Первые дни моего пребывания здесь выдались на славу — теплые и солнечные как на подбор. Каждое утро я вставал спозаранку и подолгу смотрел на серое небо, сначала угадывая в нем проблески зари, а затем наблюдая ее во всей красоте и мощи. Огромный огненный диск испускал холодное красное свечение — слишком слабое, впрочем, в сравнении с неистовым сиянием дневного светила, под лучами которого пляж и море к полудню накалялись до белизны. Ближе к вечеру безумное дневное сияние сменялось бронзовым заревом, после чего прошедший день мягко растворялся в накатывавшей с востока ночи, чтобы назавтра стать всего-навсего пожелтелой страничкой великой книги Времени.

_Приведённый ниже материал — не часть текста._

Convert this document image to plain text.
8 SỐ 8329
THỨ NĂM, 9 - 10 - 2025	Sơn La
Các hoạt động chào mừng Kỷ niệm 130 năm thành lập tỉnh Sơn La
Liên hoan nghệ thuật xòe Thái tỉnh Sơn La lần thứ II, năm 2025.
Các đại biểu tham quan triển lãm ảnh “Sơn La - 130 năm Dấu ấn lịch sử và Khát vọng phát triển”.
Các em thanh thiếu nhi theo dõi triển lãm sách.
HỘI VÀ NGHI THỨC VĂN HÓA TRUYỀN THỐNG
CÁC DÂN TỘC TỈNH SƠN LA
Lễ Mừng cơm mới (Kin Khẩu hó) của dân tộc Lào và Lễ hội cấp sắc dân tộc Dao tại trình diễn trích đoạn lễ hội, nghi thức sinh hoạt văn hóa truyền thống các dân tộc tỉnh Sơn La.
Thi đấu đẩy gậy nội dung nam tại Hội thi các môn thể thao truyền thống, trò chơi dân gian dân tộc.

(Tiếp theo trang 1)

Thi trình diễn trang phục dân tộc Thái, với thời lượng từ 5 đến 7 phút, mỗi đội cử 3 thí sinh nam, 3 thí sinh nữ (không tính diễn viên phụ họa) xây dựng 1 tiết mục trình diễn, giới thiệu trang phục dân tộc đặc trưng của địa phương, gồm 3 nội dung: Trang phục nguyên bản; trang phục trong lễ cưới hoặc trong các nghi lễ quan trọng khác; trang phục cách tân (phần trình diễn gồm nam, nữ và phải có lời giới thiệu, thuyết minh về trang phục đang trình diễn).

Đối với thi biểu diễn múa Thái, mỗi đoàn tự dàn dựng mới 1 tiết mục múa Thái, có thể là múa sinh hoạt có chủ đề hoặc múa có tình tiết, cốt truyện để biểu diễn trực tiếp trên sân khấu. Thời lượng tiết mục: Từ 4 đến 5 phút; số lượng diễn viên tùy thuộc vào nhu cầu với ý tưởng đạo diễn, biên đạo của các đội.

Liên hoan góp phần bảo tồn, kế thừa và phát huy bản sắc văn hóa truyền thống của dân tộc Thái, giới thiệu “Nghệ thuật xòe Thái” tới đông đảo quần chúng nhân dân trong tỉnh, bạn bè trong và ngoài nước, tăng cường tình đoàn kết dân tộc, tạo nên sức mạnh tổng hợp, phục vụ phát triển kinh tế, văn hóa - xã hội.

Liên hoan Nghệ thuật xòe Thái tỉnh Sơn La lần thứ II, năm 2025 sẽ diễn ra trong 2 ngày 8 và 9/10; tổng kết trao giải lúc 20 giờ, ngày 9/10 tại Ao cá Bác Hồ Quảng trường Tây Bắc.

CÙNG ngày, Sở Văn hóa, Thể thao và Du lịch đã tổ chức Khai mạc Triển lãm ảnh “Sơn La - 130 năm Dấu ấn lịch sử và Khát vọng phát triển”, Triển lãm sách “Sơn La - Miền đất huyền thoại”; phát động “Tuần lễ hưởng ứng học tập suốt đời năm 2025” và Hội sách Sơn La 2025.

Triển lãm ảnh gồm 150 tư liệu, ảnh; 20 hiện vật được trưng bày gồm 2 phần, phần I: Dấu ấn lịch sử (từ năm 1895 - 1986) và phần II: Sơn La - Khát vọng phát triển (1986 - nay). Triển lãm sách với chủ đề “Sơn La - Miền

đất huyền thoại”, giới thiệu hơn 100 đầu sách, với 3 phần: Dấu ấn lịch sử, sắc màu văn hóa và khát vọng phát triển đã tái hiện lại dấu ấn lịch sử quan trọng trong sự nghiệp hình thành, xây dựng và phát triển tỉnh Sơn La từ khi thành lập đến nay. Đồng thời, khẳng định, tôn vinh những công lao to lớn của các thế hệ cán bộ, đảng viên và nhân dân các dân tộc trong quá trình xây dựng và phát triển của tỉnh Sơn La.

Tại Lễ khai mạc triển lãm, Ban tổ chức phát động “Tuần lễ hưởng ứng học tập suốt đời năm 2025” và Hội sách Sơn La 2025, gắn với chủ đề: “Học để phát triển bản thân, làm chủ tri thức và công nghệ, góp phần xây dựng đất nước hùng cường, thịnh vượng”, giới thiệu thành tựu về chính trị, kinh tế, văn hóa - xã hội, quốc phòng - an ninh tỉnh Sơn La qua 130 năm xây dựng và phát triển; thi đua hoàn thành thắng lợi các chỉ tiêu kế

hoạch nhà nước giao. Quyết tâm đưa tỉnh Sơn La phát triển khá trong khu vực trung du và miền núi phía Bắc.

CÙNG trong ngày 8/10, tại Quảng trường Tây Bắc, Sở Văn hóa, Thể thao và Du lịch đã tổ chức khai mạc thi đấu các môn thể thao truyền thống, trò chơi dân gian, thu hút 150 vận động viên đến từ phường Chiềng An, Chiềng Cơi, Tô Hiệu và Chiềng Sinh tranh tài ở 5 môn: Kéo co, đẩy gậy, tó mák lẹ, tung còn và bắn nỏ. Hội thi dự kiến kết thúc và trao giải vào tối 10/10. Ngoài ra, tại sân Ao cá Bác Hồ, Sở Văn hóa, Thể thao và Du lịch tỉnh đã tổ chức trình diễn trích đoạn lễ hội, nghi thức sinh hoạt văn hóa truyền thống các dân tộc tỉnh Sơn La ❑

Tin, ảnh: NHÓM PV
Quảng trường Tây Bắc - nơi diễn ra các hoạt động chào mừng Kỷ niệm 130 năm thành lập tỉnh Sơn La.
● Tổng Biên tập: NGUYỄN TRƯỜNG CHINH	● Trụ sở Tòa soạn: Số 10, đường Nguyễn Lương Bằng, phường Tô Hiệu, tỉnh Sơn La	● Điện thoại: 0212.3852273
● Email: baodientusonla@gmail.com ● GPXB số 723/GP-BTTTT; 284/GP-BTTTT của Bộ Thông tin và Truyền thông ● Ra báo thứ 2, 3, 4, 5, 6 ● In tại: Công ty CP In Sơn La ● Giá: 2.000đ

Я заметил, что большинству отдыхающих было явно не по вкусу это необычайно жаркое солнце, и они старались избегать его. Что до меня, то я, напротив, стремился как можно больше времени проводить под его обжигающими лучами. Нестерпимый зной в сочетании с ослепительным сиянием повергал меня в состояние, близкое к летаргическому сну, и мне казалось невероятным, что после месяцев тяжкого серого существования я наконец-то очутился во власти первобытных стихий — ветра, воды и света. И я покорно отдавался им, веря, что они защитят меня перед темным, хищным ликом грядущей ночи, которая ассоциировалась в моем сознании не иначе как со смертью, подобно тому как свет означал для меня жизнь. Миллионы лет назад существа, от коих произошел в конечном итоге род человеческий и для коих вода была изначально материнской средой, проводили большую часть своей жизни, нежась на мелководье под ласковыми лучами солнца; так и мы, дети современной цивилизации, устав и измучившись от своих земных дел, ищем этих первобытных радостей, устремляясь летом к теплому морю и с наслаждением погружаясь в его убаюкивающие волны — совсем как те земноводные, что еще не отваживались надолго покидать родную водную стихию, боясь оказаться на непривычной им вязкой илистой почве.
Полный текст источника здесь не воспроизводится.